The Climate Change Bill (No. 2), which now seeks Royal Assent, introduces 2030, 2040 and 2050 emission targets for the country and includes provision for the appointment of a climate change commissioner.

Speaking following the Bill’s passing, Environment Minister Edwin Poots commented: “The Assembly’s agreement to my Climate Change Bill, which will become following Royal Assent, Northern Ireland’s first ever Climate Change Legislation, is an historic moment.

“Climate change is an issue that affects everyone in Northern Ireland and everyone on this planet.
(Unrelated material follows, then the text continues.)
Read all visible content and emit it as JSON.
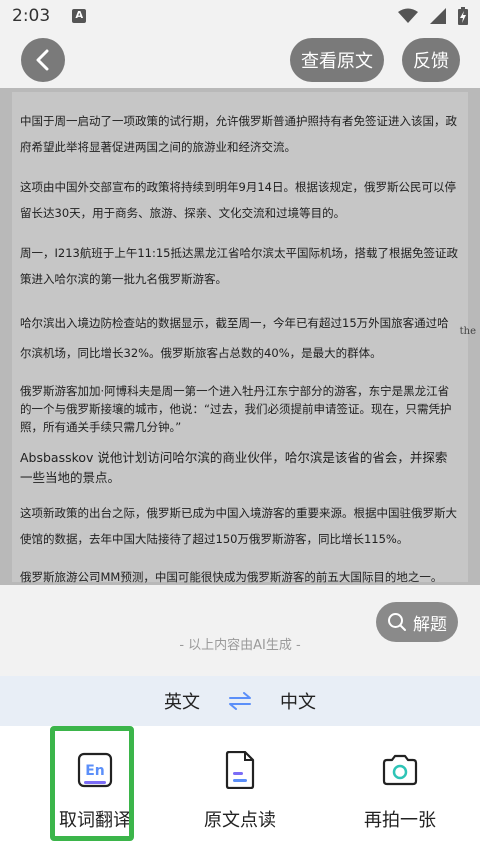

It requires people both at a global and local level to respond and we have a duty to take action to ensure our environmental footprint becomes less significant.”

Mr Poots’ bill originally proposed a 82% reduction in emissions by 2050. However, the Assembly voted to amend that into a net zero target to bring Northern Ireland in line with other parts of the UK.

Mr Poots continued: “I have been clear and consistent throughout this process that we should follow the advice of the experts and set targets on the basis of the evidence.

“Unfortunately, some compromise was necessary, but I have done my best to mitigate and offset negative and unfair impacts from these, to realign the Bill back to science and evidence and to ensure that it can be as legally effective as possible.

“Although this Bill sets a legally binding Net Zero target, it will not require a level of net methane emissions reduction of more than 46% by 2050, which is consistent with the advice from the IPCC, the CCC’s Balanced Pathway recommendations and the ambition of the Paris Agreement.

“This will ensure that the net zero ambition will not disadvantage our local food production and require our agriculture sector to shut down.

“Thankfully, common sense has prevailed and the value of our agriculture sector has been acknowledged, not only in terms of its economic contribution, but also for its contribution to the climate change agenda. Only by working together, towards a shared purpose and common goal, can we achieve the ambitions set out in this Bill.”

Until now, Northern Ireland has been the only part of the UK without climate legislation.